As you can see, there's nothing implicit in Ada's typing model that requires the Maximum exceed the Minimum.

So now I have three choices:

1) Explicitly check that the Maximum exceeds the Minimum. This of course is the safest. However, it's also a waste of CPU because the provider will never supply a pair of values that triggers this error (in fact, on their end, they've used the SPARK Examiner to prove it). And if the error were to occur--which it never will--what's the correct response? What's the correct response to something that will never happen? How much time do you spend on this, and how much code do you write?

2) Trust that the provider will provide the data they've promised and that it meets all constraints. Yep, you can go with this, but it'd be nice to have some kind non-interfering verification.

3) pragma Assert(Maximum_Altitude > Minimum_Altitude);
While this will not make it into the release version of the code, it should appear in the developmental versions, when modifications are being made to the system, and therefore does provide some degree of verification, and does it where the code is more volatile (in development) and a contract failure is mostly harmless (in the lab).

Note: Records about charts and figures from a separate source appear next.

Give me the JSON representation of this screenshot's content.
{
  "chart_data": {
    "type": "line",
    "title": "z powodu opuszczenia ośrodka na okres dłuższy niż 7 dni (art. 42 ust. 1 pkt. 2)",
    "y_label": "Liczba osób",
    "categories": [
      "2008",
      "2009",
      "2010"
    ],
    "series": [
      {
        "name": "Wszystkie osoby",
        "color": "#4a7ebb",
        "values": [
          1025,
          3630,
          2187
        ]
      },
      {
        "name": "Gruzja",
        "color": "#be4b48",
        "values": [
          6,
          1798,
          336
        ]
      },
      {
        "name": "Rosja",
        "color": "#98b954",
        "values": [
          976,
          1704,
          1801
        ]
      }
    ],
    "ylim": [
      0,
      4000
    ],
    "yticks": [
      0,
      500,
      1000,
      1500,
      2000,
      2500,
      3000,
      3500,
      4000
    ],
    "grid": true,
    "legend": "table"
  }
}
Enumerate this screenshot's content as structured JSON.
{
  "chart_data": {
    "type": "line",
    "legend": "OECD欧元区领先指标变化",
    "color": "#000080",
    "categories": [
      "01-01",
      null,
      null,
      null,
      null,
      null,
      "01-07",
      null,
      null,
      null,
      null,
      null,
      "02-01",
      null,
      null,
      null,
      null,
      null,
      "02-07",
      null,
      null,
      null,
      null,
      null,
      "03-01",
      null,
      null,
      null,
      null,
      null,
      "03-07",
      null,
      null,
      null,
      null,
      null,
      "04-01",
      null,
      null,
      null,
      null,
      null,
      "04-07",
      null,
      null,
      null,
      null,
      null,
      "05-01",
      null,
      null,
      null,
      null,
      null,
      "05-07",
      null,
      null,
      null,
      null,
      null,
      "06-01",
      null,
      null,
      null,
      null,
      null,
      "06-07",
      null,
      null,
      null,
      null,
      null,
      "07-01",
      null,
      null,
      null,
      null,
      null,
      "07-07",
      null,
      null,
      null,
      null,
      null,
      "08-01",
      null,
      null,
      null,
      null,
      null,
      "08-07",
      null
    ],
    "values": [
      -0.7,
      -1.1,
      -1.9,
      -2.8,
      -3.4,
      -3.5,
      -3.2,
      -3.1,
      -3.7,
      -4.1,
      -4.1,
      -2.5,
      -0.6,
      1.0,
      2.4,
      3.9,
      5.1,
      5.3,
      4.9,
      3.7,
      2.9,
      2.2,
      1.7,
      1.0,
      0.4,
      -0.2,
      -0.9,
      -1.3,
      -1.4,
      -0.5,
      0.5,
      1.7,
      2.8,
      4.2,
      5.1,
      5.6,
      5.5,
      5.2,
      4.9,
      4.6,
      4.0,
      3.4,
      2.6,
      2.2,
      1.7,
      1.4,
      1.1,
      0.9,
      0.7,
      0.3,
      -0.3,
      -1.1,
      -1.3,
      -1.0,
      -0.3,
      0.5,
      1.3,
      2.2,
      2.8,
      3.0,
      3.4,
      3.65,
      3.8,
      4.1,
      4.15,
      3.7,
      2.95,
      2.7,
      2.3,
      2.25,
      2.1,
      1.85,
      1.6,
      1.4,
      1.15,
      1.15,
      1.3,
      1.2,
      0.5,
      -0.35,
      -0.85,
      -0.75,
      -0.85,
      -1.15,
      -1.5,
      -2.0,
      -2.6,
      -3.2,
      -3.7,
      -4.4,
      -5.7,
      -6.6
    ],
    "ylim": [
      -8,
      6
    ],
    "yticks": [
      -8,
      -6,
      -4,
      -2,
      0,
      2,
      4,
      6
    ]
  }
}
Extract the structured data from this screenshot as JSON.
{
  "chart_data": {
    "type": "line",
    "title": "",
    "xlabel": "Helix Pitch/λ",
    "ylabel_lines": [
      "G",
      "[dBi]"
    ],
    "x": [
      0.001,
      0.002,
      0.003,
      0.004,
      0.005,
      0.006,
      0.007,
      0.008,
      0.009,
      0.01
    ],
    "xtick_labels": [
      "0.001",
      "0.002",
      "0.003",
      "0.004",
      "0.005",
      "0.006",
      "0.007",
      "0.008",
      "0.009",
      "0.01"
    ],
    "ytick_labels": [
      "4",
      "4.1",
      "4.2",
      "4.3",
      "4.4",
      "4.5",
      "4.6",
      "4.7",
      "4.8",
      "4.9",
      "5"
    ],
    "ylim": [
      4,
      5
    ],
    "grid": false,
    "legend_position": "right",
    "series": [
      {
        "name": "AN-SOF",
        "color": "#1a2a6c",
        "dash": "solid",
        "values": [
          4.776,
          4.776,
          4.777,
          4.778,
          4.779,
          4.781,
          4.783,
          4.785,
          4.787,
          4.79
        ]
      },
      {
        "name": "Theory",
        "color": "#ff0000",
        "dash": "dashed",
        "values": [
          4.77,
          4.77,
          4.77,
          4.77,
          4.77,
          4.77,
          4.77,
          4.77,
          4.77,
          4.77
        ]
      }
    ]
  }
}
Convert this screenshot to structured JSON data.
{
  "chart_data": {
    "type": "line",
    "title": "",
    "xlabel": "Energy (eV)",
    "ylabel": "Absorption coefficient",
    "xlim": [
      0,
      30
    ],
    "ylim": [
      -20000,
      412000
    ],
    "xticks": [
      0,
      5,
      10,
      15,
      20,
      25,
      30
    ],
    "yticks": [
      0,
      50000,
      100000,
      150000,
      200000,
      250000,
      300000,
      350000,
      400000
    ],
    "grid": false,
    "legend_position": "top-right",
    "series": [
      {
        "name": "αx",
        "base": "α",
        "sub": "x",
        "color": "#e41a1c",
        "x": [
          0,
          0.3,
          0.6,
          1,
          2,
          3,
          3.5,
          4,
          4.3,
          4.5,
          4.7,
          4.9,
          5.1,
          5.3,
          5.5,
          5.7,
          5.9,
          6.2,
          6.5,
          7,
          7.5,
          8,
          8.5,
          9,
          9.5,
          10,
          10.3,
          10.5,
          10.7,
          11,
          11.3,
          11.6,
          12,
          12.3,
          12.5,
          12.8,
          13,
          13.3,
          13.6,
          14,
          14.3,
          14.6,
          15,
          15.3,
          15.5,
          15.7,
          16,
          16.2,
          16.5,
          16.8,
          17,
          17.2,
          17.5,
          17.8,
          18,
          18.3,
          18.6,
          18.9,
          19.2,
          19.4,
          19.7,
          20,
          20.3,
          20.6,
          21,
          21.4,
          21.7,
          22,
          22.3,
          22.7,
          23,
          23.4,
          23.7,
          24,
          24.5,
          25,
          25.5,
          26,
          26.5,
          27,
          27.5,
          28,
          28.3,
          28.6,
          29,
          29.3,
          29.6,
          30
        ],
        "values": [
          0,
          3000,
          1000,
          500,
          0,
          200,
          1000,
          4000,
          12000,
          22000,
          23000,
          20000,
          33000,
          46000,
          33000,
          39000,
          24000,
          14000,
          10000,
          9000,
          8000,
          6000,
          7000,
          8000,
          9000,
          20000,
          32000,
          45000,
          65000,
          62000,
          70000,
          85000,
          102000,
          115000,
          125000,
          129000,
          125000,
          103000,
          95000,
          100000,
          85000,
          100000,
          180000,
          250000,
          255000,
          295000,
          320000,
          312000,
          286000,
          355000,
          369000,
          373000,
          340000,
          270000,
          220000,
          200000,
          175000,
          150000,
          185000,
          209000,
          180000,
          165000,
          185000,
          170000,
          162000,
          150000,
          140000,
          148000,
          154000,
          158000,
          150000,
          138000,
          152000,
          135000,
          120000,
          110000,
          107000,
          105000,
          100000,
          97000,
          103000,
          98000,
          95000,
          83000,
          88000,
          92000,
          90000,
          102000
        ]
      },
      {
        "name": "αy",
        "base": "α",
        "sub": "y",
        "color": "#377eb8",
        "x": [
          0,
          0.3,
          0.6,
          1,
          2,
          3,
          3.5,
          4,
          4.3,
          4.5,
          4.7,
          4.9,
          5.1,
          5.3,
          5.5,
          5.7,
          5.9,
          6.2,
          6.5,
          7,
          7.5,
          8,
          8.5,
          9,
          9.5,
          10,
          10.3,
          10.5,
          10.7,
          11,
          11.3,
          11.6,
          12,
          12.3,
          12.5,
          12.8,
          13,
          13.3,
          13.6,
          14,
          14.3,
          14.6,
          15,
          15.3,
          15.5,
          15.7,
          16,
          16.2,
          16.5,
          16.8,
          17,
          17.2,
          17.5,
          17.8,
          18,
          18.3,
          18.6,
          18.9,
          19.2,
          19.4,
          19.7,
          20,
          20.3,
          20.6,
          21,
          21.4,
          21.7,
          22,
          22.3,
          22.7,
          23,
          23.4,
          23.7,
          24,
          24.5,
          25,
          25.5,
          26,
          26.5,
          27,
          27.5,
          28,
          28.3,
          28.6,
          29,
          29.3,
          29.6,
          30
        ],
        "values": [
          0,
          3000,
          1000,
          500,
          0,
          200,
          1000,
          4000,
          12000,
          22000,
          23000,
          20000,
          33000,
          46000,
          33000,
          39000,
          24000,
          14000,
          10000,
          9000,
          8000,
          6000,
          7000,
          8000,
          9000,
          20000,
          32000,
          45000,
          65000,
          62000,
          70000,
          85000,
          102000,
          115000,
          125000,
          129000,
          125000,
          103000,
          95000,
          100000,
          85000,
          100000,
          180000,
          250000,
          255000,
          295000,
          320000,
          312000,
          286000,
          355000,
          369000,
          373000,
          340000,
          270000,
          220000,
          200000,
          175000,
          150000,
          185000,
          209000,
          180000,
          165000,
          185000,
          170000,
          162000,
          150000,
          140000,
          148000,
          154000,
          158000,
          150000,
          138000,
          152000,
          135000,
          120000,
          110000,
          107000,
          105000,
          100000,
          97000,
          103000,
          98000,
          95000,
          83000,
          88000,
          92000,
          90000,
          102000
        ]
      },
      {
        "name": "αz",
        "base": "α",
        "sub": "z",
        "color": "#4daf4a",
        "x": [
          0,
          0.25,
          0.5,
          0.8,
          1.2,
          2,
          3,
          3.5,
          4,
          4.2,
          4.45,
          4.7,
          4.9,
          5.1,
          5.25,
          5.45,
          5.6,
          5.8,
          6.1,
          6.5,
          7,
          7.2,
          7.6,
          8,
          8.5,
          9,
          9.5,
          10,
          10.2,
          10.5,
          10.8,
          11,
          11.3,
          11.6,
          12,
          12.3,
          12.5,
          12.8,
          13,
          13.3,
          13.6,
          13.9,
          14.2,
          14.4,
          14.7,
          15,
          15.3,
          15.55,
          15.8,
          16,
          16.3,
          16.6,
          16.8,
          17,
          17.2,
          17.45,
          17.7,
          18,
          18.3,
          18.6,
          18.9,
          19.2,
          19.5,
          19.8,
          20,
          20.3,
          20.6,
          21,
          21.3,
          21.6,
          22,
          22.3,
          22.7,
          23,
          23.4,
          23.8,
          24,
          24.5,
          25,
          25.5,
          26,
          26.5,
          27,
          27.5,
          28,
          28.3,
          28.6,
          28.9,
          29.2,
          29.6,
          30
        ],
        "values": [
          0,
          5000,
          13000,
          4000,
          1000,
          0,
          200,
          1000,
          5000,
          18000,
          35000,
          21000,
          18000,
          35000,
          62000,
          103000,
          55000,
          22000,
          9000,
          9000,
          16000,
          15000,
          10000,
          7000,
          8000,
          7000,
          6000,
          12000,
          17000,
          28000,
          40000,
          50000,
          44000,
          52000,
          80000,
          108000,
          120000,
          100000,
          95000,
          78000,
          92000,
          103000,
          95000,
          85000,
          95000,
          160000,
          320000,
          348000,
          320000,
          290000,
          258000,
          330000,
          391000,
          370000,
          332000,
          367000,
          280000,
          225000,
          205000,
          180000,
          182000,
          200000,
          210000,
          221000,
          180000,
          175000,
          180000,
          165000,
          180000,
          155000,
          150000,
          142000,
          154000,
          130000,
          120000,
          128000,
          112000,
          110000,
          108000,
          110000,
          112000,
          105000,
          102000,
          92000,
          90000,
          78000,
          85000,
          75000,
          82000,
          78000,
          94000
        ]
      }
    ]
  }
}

Another reason to include an Assert in this scenario is that it indicates to the code reviewer your, the developer's, understanding of the constraints on the incoming data. Suppose you misread the spec, and the Maximum must be greater than or equal to the Minimum? There's a chance now that that misunderstanding will be picked up by a reviewer, or someone down the line who's tracking down a bug that's occurring when the Max and Min altitudes are equal.